Только порывшись в сумочке, достала сигарету и закурила.

Максим почти безучастно наблюдал за ней.

– Кого тебе бывает жальче убивать: муравья или паука? – вдруг спросила она.

– Я как-то об этом не думал, – ответил Максим. – А вот мух и комаров ненавижу.

– Почти как Пушкин, – констатировала она.

Затушив сигарету, села в машину.

– Ты что, в святые решила податься? – спросил он.

Она сбрила его ухмыль полым взглядом.

– Что ты понимаешь в человеческой сущности? – И добавила: – А в бабской тем более.

Подруга Жены, чуть перемолчав, начала:

– Ты хоть кого-нибудь когда-нибудь пробовал понять?

Эти дважды «-нибудь», кажется, давили ему на гланды.

И он закашлялся, прежде чем спросить:

– Зачем?

– А затем, чтобы хотя бы побыть соучастником сострадания.

Максим заметил, что слушает ее не дыша.
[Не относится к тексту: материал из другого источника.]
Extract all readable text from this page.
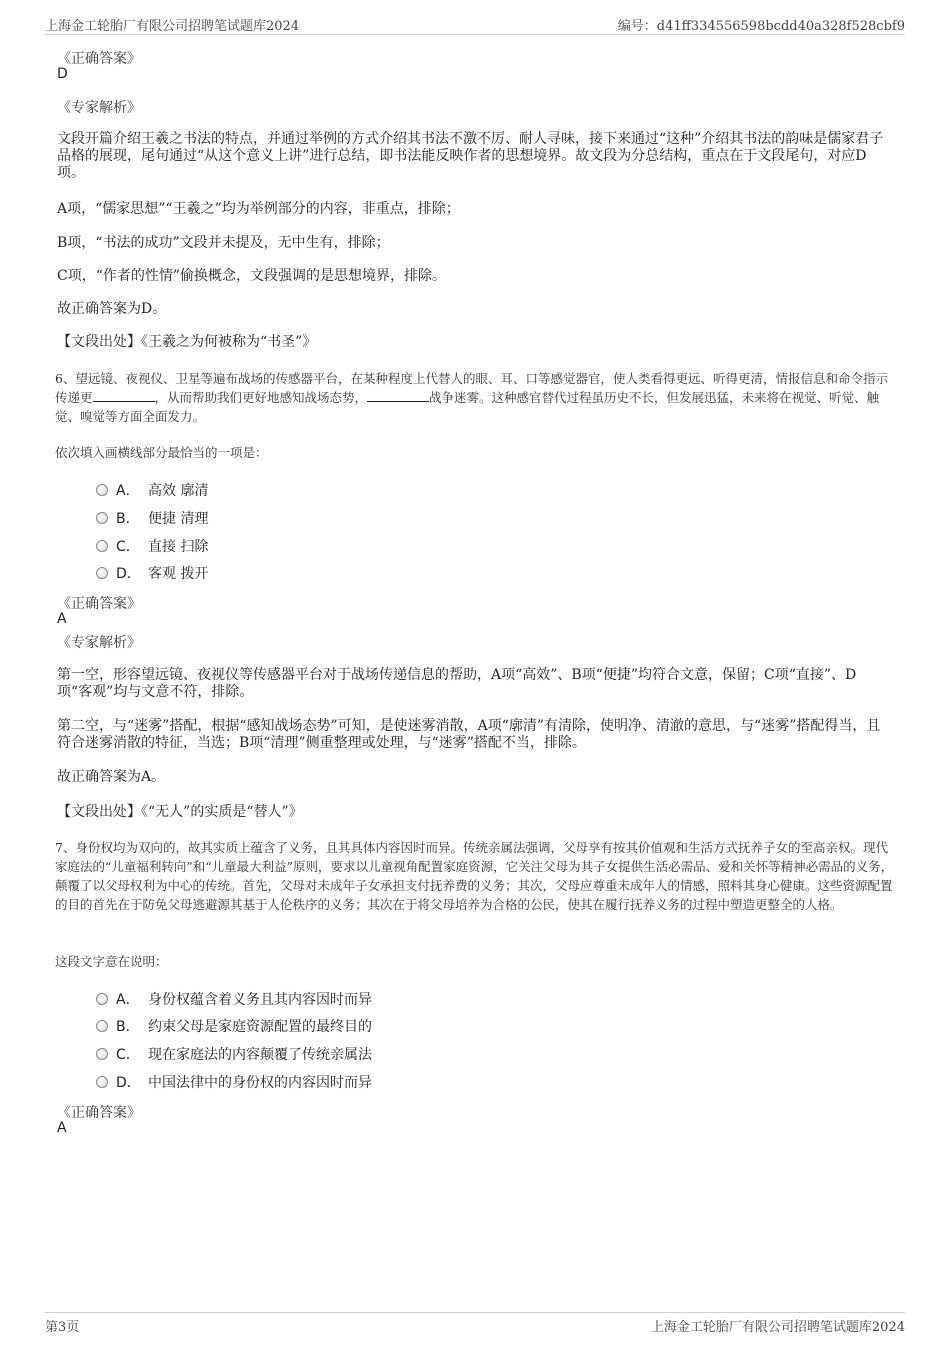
上海金工轮胎厂有限公司招聘笔试题库2024	编号：d41ff334556598bcdd40a328f528cbf9

《正确答案》

D

《专家解析》

文段开篇介绍王羲之书法的特点，并通过举例的方式介绍其书法不激不厉、耐人寻味，接下来通过“这种”介绍其书法的韵味是儒家君子品格的展现，尾句通过“从这个意义上讲”进行总结，即书法能反映作者的思想境界。故文段为分总结构，重点在于文段尾句，对应D项。

A项，“儒家思想”“王羲之”均为举例部分的内容，非重点，排除；

B项，“书法的成功”文段并未提及，无中生有，排除；

C项，“作者的性情”偷换概念，文段强调的是思想境界，排除。

故正确答案为D。

【文段出处】《王羲之为何被称为“书圣”》

6、望远镜、夜视仪、卫星等遍布战场的传感器平台，在某种程度上代替人的眼、耳、口等感觉器官，使人类看得更远、听得更清，情报信息和命令指示传递更	，从而帮助我们更好地感知战场态势，	战争迷雾。这种感官替代过程虽历史不长，但发展迅猛，未来将在视觉、听觉、触觉、嗅觉等方面全面发力。

依次填入画横线部分最恰当的一项是：

A． 高效 廓清
B． 便捷 清理
C． 直接 扫除
D． 客观 拨开

《正确答案》

A

《专家解析》

第一空，形容望远镜、夜视仪等传感器平台对于战场传递信息的帮助，A项“高效”、B项“便捷”均符合文意，保留；C项“直接”、D项“客观”均与文意不符，排除。

第二空，与“迷雾”搭配，根据“感知战场态势”可知，是使迷雾消散，A项“廓清”有清除，使明净、清澈的意思，与“迷雾”搭配得当，且符合迷雾消散的特征，当选；B项“清理”侧重整理或处理，与“迷雾”搭配不当，排除。

故正确答案为A。

【文段出处】《“无人”的实质是“替人”》

7、身份权均为双向的，故其实质上蕴含了义务，且其具体内容因时而异。传统亲属法强调，父母享有按其价值观和生活方式抚养子女的至高亲权。现代家庭法的“儿童福利转向”和“儿童最大利益”原则，要求以儿童视角配置家庭资源，它关注父母为其子女提供生活必需品、爱和关怀等精神必需品的义务，颠覆了以父母权利为中心的传统。首先，父母对未成年子女承担支付抚养费的义务；其次，父母应尊重未成年人的情感，照料其身心健康。这些资源配置的目的首先在于防免父母逃避源其基于人伦秩序的义务；其次在于将父母培养为合格的公民，使其在履行抚养义务的过程中塑造更整全的人格。

这段文字意在说明：

A． 身份权蕴含着义务且其内容因时而异
B． 约束父母是家庭资源配置的最终目的
C． 现在家庭法的内容颠覆了传统亲属法
D． 中国法律中的身份权的内容因时而异

《正确答案》

A

第3页	上海金工轮胎厂有限公司招聘笔试题库2024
Потому шумно вздохнул.

– Я об этом тоже никогда не думал.

– А зря, – произнесла она и, выйдя из машины, куда-то убрела.

5

Кажется, этот мужчина с ним уже ехал.

Во всяком случае, улыбнулся он ему как старому знакомому.

И спросил:

– Сколько у тебя час стоит?

Максим назвал.

Мужчина отсчитал нужную сумму и произнес:

– Только мы никуда не поедем.

– Как? – не понял Максим.

– Мне просто нужен собеседник, – и он уточнил: – из простого народа.

Где-то под ложечкой чуть-чуть подщекотало.

Если честно, то он уже считал себя даже далеко не середнячком.

– Так вот, – начал удивлялец, – у меня в руках то, что если не все, то многое объяснит.

И он достал из портфельчика какую-то бумагу.

И сразу бросил Максима в дивь.

Она была на английском языке.

– Это… – начал мужчина и вдруг представился: – Я – Борис Петрович. А у меня в руках документ, о котором много лет говорили, но в глаза его не видел никто.

Он достал из кармана приплюснутую бутылочку из-под коньяка и – прямо из горлышка – сделал несколько мелких глотков.

В машине запахло аптекой.

– Это директива Совета национальной безопасности Соединенных Штатов номер двадцать дробь один, датируемая аж восемнадцатым августа сорок восьмого года.

– Неужели тот самый план Аллена Даллеса? – вырвалось у Максима.

Нет, он понятия не имел о том плане. Его дважды упомянул лектор из Москвы, делая доклад в кинотеатре «Победа».

– Да, это как раз тот документ, – мотанул грузной бумагой Борис Петрович. Он, как фокусник, высмыкнул первый лист.

– Вот, слушай, – продолжил он. – Я буду переводить без подготовки, поэтому прости за заикание и запинки.

Но ни того, ни другого он не делал, а вел:

– «Наша цель – свержение Советской власти».

Он отник от текста и прокомментировал прочитанное:

– Ну, каковы союзнички? Ведь и трех лет не прошло после окончания войны!

И он стал вновь переводить:

– «Отправляясь от этой точки зрения, можно сказать, что эти цели недостижимы без войны, и, следовательно, мы тем самым признаем: наша конечная цель в отношении Советского Союза – война и свержение самой Советской власти».

Он отложил бумагу и произнес:

– Уинстон Черчилль был политической обезьяной. После смерти Рузвельта он сразу же стал повторять гримасы Трумэна. Поэтому я как сейчас помню статью в «Правде» под заголовком «Черчилль бряцает оружием». Теперь понятно, с чьей подачи он тогда так распоясался.

Борис Петрович достал трубку и попытался ее возжечь.

И Максим вспомнил, что действительно видел его когда-то.

Вот только точно не помнит, о чем у них тогда шла речь.

А Борис Петрович выхватил еще один лист и бегло начал читать:

– «Литература, театры, кино – все будет изображать и прославлять самые низменные человеческие чувства…»

Он несколько абзацев прочитал про себя, потом вновь выдал вслух:

– «Мы будем всячески поддерживать и подымать так называемых художников, которые станут насаждать и вдалбливать в человеческое сознание культ секса, насилия, садизма, предательства, словом, всякой безнравственности».